Regular Expressions. Remember it, write it, test it.
- modified:
- reading: 4 minutes
I should say that I’m fan of regular expressions. Whenever I see the problem, which I can solve with Regex, I felt a burning desire to do it and going to write new test for new regex. Previously I had installed SharpDevelop Studio just for good regular expression tool in it (Why VS doesn’t have one?). But now I’m a little wiser, and for each Regex I write a separate test.
I find it difficult to remember the syntax of regular expressions (I don’t write them very often); I always forget which character is responsible for the beginning of the line, etc. So I use external small and easy articles like this “Regular expressions - An introduction”.
Now I want to show you little samples of regular expressions and want to show you how to test these samples.
Examples
Check language of text
On my website (https://www.outcoldman.com) I display my messages from Twitter, but once I separated all content of the site in Russian and English, I decided to separate messages from Twitter too. I got a very easy way for this: if text has Russian letter then the message is Russian, else English. Most likely you do not know Russian, so I'll do the opposite, if there is an English letter - it's English, otherwise the Russian. I wrote next regular expression for this:
const string RegexIsEnglish = @"[A-Za-z]+"
Of course, you can solve this problem with foreach or for operators with watching every letter that it in some range of letters. But this regex you can use very easy, just type this:
Regex.IsMatch(text, RegexIsRussian)
Regex is class from namespace System.Text.RegularExpressions
Finding and replacing urls in text
Previous sample is very easy. Let try to solve more difficult problem like finding http urls in text. Doing this job without regex is not an easy solution. So we will look how to solve this with regex:
const string RegexUrl = @"(https?://(www.)?([\w\-]+)(\.([\w\-]+))+([\w\\\/\.?&%=\-+]*))"
Now you can check if text has http url in it with Regex.IsMatch or find all of this http urls with Regex.Matches, but we can do more with this regex, we can replace each url with anchor – html link:
Regex.Replace(text, RegexUrl, "<a href='$1'>$1</a>");
Instead of $1 we will have finding http urls (condition in first brackets).
Also we can change hashtags and user nicks in twitter messages with next regex constructions:
const string RegexTwitterUser = @"(@([A-Za-z0-9_]+))";
Regex.Replace(text, RegexTwitterUser, "<a href='http://twitter.com/$2'>$1</a>")
const string RegexTwitterTag = @"(#([A-Za-z0-9_]+))";
Regex.Replace(text, RegexTwitterTag, "<a href='http://twitter.com/#search?q=%23$2'>$1</a>");
In second example we use $1 and $2, where $2 – it is one that we have in second brackets (hashtag without # and nickname without @).

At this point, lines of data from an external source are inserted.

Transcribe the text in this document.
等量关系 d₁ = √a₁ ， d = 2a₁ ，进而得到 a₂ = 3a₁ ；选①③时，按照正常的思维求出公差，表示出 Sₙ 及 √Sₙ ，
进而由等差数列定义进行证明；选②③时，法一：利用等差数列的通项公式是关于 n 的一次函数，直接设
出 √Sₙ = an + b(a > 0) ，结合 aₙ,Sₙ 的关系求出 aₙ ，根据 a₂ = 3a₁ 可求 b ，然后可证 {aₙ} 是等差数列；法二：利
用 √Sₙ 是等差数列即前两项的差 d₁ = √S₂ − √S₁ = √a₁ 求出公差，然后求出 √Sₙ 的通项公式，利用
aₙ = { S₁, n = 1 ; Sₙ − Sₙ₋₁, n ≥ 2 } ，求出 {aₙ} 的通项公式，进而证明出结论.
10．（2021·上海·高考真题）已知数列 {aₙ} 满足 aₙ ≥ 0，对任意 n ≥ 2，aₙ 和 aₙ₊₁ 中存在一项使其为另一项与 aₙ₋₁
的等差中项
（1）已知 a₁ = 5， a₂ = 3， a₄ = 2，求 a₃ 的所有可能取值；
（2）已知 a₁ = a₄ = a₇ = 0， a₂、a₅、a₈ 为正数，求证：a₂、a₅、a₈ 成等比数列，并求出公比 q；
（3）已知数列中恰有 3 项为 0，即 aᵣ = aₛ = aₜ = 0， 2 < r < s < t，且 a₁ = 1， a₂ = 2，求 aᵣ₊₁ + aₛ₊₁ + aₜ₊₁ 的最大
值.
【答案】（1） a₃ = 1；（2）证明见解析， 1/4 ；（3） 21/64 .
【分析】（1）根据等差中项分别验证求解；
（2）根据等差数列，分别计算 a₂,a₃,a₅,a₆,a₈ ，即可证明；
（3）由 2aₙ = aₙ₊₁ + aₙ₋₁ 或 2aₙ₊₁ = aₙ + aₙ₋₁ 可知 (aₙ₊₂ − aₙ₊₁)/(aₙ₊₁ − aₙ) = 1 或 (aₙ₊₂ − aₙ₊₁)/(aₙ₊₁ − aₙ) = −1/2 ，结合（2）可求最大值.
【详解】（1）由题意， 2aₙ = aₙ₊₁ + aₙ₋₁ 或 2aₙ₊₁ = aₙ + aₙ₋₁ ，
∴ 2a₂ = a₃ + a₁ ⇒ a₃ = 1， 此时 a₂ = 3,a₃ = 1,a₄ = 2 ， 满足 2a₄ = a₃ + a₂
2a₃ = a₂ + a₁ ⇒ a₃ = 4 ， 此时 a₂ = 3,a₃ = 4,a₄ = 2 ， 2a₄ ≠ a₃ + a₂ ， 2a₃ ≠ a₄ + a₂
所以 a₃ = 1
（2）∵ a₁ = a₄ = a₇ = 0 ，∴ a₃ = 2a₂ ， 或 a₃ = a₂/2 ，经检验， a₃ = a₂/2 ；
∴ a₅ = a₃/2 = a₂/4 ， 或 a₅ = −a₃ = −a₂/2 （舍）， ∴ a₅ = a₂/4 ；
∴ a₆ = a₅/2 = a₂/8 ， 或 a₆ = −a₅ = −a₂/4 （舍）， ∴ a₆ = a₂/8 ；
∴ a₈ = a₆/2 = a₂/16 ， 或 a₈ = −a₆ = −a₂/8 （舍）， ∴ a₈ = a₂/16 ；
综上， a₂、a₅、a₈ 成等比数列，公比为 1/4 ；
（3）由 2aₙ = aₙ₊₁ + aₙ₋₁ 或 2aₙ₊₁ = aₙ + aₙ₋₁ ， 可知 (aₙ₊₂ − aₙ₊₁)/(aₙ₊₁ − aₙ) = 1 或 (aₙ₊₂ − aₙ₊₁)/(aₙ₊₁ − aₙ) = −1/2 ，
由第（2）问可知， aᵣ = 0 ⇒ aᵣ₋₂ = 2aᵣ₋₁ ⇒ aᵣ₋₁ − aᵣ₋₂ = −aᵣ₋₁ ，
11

Also I can show you many samples of using Regex. Developers often use regular expressions in validation process, with them and default asp.net (or other technologies) very easy validate user input (email, phones, post indexes, etc). You can find many ready to use regex solutions in internet.
Unit test for regex
I always write combinatory unit tests for regex (combinatory tests – methods with parameters where test runner put values from some data sources). So let look on nUnit (now I’m using this one, because I couldn’t make MbUnit work with Gallio and R# 5 in VS 2010).
public string[][] Urls
{
get
{
return new[]
{
new[] {"Hello http://google.com bye",
"Hello http://google.com bye"},
new[] {"Hello http://mail.google.com bye",
"Hello http://mail.google.com bye"},
new[] {"Hello http://google.com/test/test.aspx",
"Hello http://google.com/test/test.aspx"},
new[] {"Hello http://g0ogle.com/test/test.aspx?q=7&b=0",
"Hello http://g0ogle.com/test/test.aspx?q=7&b=0"}
};
}
}
[Test]
public void twitter_text_to_html_convert([ValueSource("Urls")] string[] url)
{
string replace = HtmlParser.ReplaceHref(url[0]);
Assert.AreEqual(url[1], replace);
}
As you saw this is really small test – just one method twitter_text_to_html_convert. And this test are using data source Urls, in which I always place new test values. Method twitter_text_to_html_convert will be executed as many times as the count of items in data source.
Some time ago I found that my regex didn’t find urls with dash (‘-’). I changed little my regex, and then added new values in data source Urls for test:
new[]
{
"Hello http://ninja-assassin-movie.warnerbros.com",
"Hello http://ninja-assassin-movie.warnerbros.com"
}
Then I run test and checked that all old values are ok.